Les Mains d’Orlac (Mad Love) – de Karl Freund – 1935
De Karl Freund, on retient surtout l’impressionnante carrière de directeur de la photo (du Dernier des Hommes de Murnau à Key Largo de Huston). Entre 1932 et 1935, ce grand nom du cinéma allemand a aussi réalisé une poignée de films à Hollywood, dont on n’a retenu que le premier (La Momie, classique du cinéma d’épouvante avec Boris Karloff) et le dernier : Les Mains d’Orlac.
Ce film construit autour de la figure fascinante de Peter Lorre (qui fait ses débuts hollywoodiens avec ce film, après sa parenthèse anglaise avec Hitchcock) s’inscrit alors dans un sous-genre horrifique très en vogue durant les années 30 : la figure du savant fou, popularisée par Frankenstein et dont Bela Lugosi va se faire l’un des spécialistes.
Un grand pianiste victime d’un accident et dont les mains doivent être amputées. Un chirurgien génial qui décide de lui greffer celles d’un tueur en série. Une femme trop belle entre ces deux grands hommes… Pour la psychologie des personnages, le film a de quoi faire sourire. Lorre, surtout, semble dans certaines scènes ne pas savoir quoi faire de son personnage : un psychopathe absolu, ou un homme poussé vers la folie par sa passion et son génie ?

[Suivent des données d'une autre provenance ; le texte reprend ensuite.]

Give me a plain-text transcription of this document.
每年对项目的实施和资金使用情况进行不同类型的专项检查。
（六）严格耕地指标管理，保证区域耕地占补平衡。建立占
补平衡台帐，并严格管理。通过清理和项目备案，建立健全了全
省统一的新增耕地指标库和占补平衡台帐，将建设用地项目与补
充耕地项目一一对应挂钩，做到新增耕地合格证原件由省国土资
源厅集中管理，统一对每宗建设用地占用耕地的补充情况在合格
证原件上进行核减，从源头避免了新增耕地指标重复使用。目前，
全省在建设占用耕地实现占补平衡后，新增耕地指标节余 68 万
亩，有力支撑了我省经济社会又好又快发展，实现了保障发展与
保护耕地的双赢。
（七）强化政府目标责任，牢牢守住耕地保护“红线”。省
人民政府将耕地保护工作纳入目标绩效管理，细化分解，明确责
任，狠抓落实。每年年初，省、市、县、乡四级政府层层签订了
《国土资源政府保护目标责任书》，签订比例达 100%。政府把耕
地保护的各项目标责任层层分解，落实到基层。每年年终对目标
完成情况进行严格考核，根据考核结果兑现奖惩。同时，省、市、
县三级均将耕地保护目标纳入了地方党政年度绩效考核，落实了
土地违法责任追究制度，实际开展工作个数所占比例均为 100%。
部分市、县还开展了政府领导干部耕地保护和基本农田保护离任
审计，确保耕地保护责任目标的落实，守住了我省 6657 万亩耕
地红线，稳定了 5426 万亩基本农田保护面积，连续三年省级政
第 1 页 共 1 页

Pourtant, le film est une merveille, un sommet du genre. Pour Freund, le cinéma est avant tout une affaire d’images. Et même s’il néglige quelque peu l’intrigue à proprement parler, on ne va pas lui en tenir rigueur ! Y a-t-il un seul plan anecdotique dans ce film ? Pas sûr… Les jeux d’ombres, les cadrages angoissants, l’importance des premiers plans… Tout, dans les images de Freund, semble faire sens, et en dire plus sur le drame qui se joue que les dialogues ou l’histoire elle-même.
Un exemple : installé dans le train dont l’accident à venir scellera son destin, le pianiste essuie la buée de sa vitre pour voir arriver le fameux tueur entouré par des policiers. La main qui essuie la vitre, au premier plan, paraît démesurée, et semble déjà ne plus être celle du pianiste. Un plan tout simple, mais qui crée un malaise inexplicable à ce stade…
Freund joue avec les codes du spectacle et du grand-guignol. Pas uniquement pour les scènes de théâtre, baroques et expressionnistes, qui préfigurent avec élégance le cinéma d’horreur européen des années 60. Mais aussi en confondant d’une manière troublante la violence et le crime, et le spectacle. Le tueur en série est un artiste de cirque à qui un passant demande un autographe ; la victime est lui-même un artiste, tout comme sa fiancée ; et le savant fou se constitue un angoissant musée de cire…
Yeux globuleux, crâne rasé et travestissement improbable… Peter Lorre en fait des tonnes. Sa présence est pour beaucoup dans l’atmosphère si étrange et fascinante du film. Sa rencontre avec Karl Freund était une évidence.